Stronger, faster, higher: How North Korea built a fearsome missile arsenal

North Korea could hit almost anywhere on earth with a ballistic missile, analysts say, a capability it has honed alongside a wide variety of shorter-range weapons with comprehensive testing that includes a record-setting number of launches in 2022.

In March and November, North Korea sent ballistic missiles soaring more than 6,000km into space. The high-flying trajectories showed a weapon designed to hit another continent, or even deliver multiple warheads.

Pyongyang has also test-fired at least three intermediate-range ballistic missiles (IRBMs) over Japan, including an Oct 4 flight where the missile – possibly a variant of the intermediate-range Hwasong-12 – landed about 3,200km beyond Japan in the Pacific Ocean.

There are many questions over just how reliable and capable the North’s biggest missiles are: It has yet to fully demonstrate some key technologies for ensuring a nuclear warhead survives its fiery decent through the atmosphere and at least some launches appear to have ended in failure.

But analysts say North Korea’s flurry of testing shows it is fine-tuning missiles that could be used in a war, and that it has little interest in giving them up.
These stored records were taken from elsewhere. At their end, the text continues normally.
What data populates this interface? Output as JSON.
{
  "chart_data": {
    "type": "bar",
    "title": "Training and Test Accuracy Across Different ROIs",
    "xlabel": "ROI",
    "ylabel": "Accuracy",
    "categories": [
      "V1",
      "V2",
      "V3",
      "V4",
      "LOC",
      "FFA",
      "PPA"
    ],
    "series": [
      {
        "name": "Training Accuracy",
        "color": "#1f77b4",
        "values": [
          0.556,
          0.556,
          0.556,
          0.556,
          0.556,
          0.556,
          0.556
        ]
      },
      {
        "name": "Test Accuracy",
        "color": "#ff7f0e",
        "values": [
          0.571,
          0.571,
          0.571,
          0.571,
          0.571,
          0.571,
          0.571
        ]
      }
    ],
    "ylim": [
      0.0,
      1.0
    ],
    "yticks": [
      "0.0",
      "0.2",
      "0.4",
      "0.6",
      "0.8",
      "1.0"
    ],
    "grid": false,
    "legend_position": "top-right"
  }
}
North Korea says its ballistic missile development is a legitimate exercise of its right as a sovereign state to defend itself from external threats, including hostile US policy

It has said it rejects UN Security Council resolutions banning missile and nuclear programmes as an infringement of its sovereign rights. It has also said it has the right to space exploration as a sovereign country.

Although long-range weapons get more attention, North Korea has been pouring resources into shorter-range systems too, analysts say.

After historic denuclearisation talks between leader Kim Jong Un and US President Donald Trump fell apart in 2019, Pyongyang rolled out new and increasingly capable short-range ballistic missiles (SRBMs), many of which can manoeuvre to confound missile defences.

Short-range weapons help it prepare for a potential confrontation with its neighbours, especially South Korea, analysts say, which hosts about 28,500 American troops. In North Korea’s testing programme, short-range missiles seem to have been the most successful.